Bugün kullanılan hemen hemen bütün alfabeler Fenike alfabesinden türemiştir. Daha sonra da bugün İsrail’de kullanılan Aram alfabesi ortaya çıktı. “Alfabe” sözcüğü bu alfabenin ilk iki harfi olan “alef” ve “beth”ten gelmektedir. Alef İbranice’de “öküz” beth ise “ev” demektir. Daha sonra Araplar da kendi alfabelerini oluşturdular. İbranice gibi Arap alfabesinin kökeni de Fenike alfabesidir. “Alef” ve “Beth” Arapça’da “Elif” ve “Be”, Yunanca’da “Alfa” ve “Beta”, bugün bizim kullandığımız alfabede ise “A” ve “B” adını aldı.

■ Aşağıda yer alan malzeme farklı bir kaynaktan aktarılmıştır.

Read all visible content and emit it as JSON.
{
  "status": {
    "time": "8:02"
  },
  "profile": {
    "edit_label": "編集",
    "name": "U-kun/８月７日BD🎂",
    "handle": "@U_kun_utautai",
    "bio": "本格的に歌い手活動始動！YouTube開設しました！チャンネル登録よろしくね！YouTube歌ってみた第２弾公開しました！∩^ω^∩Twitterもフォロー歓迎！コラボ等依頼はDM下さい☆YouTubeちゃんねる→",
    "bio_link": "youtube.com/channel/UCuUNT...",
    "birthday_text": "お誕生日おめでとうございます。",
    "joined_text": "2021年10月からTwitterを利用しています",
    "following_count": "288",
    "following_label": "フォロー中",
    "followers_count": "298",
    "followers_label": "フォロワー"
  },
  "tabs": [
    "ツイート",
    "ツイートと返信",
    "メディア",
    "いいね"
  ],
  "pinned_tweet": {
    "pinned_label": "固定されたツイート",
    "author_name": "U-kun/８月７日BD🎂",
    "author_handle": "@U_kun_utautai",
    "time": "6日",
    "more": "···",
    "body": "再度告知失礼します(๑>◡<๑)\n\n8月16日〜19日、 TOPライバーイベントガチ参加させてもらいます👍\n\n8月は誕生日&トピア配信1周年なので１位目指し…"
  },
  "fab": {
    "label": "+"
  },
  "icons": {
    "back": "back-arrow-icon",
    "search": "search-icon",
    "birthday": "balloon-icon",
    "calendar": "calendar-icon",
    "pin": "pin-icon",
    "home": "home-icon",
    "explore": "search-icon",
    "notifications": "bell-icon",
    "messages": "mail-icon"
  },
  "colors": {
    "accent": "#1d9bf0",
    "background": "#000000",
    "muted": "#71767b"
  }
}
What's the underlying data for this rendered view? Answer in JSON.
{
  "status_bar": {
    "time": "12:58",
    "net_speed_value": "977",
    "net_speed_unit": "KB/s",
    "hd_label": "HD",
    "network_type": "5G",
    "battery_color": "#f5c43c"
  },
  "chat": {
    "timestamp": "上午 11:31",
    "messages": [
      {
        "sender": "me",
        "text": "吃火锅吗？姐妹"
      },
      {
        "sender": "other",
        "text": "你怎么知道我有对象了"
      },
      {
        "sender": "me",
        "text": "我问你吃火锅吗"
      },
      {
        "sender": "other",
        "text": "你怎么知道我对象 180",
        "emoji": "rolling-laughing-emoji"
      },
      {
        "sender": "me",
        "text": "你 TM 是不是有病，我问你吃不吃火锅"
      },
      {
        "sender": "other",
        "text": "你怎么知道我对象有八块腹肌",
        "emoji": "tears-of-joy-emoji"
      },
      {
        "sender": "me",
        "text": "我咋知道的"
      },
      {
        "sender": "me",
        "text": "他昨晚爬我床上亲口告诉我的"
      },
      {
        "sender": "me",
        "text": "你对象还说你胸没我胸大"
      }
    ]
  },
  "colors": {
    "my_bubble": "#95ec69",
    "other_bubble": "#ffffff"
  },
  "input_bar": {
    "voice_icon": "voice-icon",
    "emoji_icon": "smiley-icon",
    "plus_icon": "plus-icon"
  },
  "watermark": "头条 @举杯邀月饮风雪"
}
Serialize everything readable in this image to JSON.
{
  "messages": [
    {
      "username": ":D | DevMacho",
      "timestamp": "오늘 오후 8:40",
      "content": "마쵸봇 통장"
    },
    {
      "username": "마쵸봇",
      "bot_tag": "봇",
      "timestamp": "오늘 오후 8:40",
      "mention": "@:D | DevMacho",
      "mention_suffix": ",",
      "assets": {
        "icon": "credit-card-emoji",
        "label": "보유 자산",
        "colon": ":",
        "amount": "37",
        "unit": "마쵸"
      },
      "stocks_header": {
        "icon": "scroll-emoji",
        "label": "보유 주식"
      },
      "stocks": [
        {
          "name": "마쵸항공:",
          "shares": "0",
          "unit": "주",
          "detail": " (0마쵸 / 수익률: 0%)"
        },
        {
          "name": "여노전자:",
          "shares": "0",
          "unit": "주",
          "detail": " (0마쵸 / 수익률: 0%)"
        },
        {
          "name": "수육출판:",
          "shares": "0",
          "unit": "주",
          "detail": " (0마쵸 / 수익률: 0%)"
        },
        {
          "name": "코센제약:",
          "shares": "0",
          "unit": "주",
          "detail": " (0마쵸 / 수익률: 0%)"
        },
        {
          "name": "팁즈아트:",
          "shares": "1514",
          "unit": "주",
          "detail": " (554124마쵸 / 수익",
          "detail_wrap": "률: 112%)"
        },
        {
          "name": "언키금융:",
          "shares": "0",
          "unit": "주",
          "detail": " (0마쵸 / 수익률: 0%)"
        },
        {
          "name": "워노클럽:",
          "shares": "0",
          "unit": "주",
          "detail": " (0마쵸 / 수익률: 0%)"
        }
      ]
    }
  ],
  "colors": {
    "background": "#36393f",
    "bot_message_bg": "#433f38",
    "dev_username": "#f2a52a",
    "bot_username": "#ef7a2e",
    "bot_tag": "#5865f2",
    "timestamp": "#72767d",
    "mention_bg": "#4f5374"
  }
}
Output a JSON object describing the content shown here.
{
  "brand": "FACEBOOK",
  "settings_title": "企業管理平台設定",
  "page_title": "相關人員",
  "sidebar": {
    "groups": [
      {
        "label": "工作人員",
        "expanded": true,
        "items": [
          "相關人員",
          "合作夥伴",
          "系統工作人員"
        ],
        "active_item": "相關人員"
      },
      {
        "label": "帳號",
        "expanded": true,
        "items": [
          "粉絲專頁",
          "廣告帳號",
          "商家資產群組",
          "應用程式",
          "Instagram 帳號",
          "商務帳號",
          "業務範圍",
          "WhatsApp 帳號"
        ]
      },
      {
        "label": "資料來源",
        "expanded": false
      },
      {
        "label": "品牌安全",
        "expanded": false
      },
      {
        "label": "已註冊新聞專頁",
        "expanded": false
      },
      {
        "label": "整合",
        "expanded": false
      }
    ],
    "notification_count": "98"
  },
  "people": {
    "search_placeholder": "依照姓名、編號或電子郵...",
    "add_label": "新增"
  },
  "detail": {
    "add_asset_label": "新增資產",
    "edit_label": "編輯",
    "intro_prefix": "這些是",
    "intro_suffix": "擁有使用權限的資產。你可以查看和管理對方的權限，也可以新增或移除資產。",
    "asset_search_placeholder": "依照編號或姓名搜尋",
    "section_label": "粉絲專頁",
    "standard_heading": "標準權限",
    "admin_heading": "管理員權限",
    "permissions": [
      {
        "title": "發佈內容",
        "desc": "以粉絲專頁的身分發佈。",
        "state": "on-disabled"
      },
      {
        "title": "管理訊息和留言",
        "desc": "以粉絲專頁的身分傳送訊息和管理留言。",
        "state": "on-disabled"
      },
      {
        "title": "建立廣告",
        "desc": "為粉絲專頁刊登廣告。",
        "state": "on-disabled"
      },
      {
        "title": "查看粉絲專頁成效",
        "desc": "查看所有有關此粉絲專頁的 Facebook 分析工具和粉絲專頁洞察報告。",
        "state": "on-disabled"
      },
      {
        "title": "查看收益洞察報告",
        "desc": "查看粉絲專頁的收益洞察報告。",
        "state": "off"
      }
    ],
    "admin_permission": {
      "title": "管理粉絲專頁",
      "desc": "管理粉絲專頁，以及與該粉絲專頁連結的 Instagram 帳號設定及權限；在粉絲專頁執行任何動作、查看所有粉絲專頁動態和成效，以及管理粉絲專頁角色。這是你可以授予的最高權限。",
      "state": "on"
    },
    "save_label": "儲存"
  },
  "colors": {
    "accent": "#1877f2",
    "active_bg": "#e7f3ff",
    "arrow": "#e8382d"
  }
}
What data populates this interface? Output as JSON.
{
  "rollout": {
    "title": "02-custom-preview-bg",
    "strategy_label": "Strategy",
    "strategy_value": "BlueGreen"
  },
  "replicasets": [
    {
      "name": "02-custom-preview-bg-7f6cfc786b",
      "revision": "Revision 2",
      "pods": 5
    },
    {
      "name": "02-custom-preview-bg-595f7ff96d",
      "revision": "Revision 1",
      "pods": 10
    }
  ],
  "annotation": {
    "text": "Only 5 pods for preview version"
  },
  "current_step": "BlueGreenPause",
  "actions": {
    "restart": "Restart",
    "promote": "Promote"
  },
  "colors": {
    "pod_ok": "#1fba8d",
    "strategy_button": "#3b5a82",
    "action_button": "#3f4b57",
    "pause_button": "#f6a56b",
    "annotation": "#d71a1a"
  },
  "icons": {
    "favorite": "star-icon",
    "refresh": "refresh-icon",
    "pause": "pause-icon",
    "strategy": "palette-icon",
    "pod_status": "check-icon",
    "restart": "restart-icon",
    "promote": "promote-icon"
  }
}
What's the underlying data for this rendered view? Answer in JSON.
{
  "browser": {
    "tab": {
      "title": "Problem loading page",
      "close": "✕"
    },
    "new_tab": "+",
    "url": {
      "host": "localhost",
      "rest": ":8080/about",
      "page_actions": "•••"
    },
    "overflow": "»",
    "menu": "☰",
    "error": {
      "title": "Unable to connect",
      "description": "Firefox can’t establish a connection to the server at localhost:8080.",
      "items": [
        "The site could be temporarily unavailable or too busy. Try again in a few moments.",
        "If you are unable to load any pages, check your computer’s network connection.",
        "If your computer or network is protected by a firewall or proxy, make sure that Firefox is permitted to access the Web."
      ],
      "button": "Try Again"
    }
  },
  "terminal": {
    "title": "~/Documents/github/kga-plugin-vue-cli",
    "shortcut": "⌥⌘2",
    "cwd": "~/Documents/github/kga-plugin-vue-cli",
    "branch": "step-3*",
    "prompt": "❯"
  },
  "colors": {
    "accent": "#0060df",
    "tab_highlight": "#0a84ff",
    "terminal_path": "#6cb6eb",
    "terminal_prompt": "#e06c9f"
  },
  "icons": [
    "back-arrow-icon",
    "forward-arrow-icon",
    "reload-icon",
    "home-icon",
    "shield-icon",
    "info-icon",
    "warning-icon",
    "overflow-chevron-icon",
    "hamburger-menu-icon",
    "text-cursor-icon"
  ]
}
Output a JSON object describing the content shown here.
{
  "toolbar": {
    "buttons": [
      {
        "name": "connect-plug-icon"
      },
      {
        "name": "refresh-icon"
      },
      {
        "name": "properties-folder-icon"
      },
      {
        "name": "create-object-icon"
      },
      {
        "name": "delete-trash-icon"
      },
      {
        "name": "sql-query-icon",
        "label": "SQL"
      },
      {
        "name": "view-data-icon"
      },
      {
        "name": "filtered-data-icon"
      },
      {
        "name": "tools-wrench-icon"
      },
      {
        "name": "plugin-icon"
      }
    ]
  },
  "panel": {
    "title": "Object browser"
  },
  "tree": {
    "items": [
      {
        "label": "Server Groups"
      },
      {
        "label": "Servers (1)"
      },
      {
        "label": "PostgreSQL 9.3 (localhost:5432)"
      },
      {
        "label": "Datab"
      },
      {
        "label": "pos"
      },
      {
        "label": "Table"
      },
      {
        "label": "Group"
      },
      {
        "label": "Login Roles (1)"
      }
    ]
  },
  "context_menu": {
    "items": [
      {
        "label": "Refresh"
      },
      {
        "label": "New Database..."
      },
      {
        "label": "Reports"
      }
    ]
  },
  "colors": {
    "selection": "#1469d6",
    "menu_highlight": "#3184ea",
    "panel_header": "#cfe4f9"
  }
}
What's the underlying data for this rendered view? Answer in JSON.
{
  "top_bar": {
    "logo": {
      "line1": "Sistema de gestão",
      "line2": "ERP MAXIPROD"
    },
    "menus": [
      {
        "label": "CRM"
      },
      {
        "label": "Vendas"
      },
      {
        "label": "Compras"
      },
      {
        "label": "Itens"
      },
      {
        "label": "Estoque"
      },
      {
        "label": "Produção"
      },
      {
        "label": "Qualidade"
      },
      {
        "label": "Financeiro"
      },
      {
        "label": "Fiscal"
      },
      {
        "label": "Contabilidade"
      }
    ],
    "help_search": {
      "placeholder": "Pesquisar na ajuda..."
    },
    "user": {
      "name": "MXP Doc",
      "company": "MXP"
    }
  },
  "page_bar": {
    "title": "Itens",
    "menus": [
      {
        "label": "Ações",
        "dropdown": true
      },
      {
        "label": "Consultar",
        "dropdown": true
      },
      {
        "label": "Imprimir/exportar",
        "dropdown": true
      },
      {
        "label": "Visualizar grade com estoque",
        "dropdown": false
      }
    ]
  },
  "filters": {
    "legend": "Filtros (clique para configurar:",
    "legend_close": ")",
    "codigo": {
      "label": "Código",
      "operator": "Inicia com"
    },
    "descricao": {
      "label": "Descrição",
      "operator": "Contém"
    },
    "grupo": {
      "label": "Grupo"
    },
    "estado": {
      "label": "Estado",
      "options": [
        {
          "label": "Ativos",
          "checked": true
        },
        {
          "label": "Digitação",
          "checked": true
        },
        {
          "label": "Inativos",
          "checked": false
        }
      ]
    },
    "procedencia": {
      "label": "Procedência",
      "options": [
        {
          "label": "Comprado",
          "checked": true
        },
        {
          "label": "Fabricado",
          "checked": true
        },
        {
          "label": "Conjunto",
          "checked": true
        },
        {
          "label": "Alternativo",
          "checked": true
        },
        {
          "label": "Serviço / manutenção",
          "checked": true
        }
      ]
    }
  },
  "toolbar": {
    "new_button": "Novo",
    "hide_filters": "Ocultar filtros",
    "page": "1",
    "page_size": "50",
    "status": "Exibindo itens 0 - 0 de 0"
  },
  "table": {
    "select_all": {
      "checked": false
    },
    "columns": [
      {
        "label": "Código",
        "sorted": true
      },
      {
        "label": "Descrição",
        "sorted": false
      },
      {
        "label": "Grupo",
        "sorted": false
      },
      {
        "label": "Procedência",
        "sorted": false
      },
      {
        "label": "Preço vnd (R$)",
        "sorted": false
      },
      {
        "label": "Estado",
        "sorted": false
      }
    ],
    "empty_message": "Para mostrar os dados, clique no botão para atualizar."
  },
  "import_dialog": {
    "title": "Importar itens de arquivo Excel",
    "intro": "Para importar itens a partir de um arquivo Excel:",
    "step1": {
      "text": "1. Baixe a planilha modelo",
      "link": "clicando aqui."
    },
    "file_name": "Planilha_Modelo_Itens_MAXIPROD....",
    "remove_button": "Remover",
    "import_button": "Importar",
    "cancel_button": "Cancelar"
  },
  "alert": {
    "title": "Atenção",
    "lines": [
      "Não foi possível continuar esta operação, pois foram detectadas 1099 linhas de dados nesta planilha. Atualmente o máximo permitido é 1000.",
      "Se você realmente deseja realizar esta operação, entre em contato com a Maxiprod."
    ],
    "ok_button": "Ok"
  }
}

Yunanlılar ise Aramca’dan aldıkları sessiz harflere sesli harfleri ekleyip kendi dillerini yazıya geçirmeye başladılar. Alfabenin bulunuşu edebiyat ürünlerinin de yazıya geçirilmesini mümkün kıldı. Antik çağ edebiyatının serpilip gelişmesini ve günümüze kadar ulaşmasını alfabenin bulunuşuna borçluyuz. Hindistan da M.Ö. 500 yıllarından itibaren alfabetik bir yazı sistemine geçilmişti.

Bugün kullandığımız Latin alfabesi Romalılardan bütün Avrupa’ya yayılmış Cumhuriyetin kuruluşundan sonra Harf Devrimi’yle de bize kadar ulaşmıştır. Türkler VII. yüzyıldan itibaren kendilerine ait bir alfabe kullanmaya başladılar. Kökeni Fenike alfabesine dayanan ve Runik denen bu alfabede, 4’ü sesli, 34’ü sessiz, 38 harf vardı. Bu alfabeyle yazılan en eski belgeler Orhun yazıtlarıdır. Bu tip yazıtlara eski Türkler “Bengi Taş” diyorlardı. “Bengi” ölümsüz demektir. Anlamlı bir adlandırma… Ayrıca Uygur Türkleri de kendilerine özgü bir alfabe kullanmışlardır. Türk boyları İslamiyeti kabul ettikten sonra yaklaşık bin yıl boyunca Arap alfabesini kullanmışlar, Türkiye Cumhuriyeti’nin kurulmasından sonra 1928 yılında yapılan Harf Devrimi’yle Latin alfabesine geçmişlerdir. Bugün Azerbaycan’da Latin alfabesiyle Rusların kullandığı Kiril alfabesinin karışımı bir alfabe kullanılmaktadır.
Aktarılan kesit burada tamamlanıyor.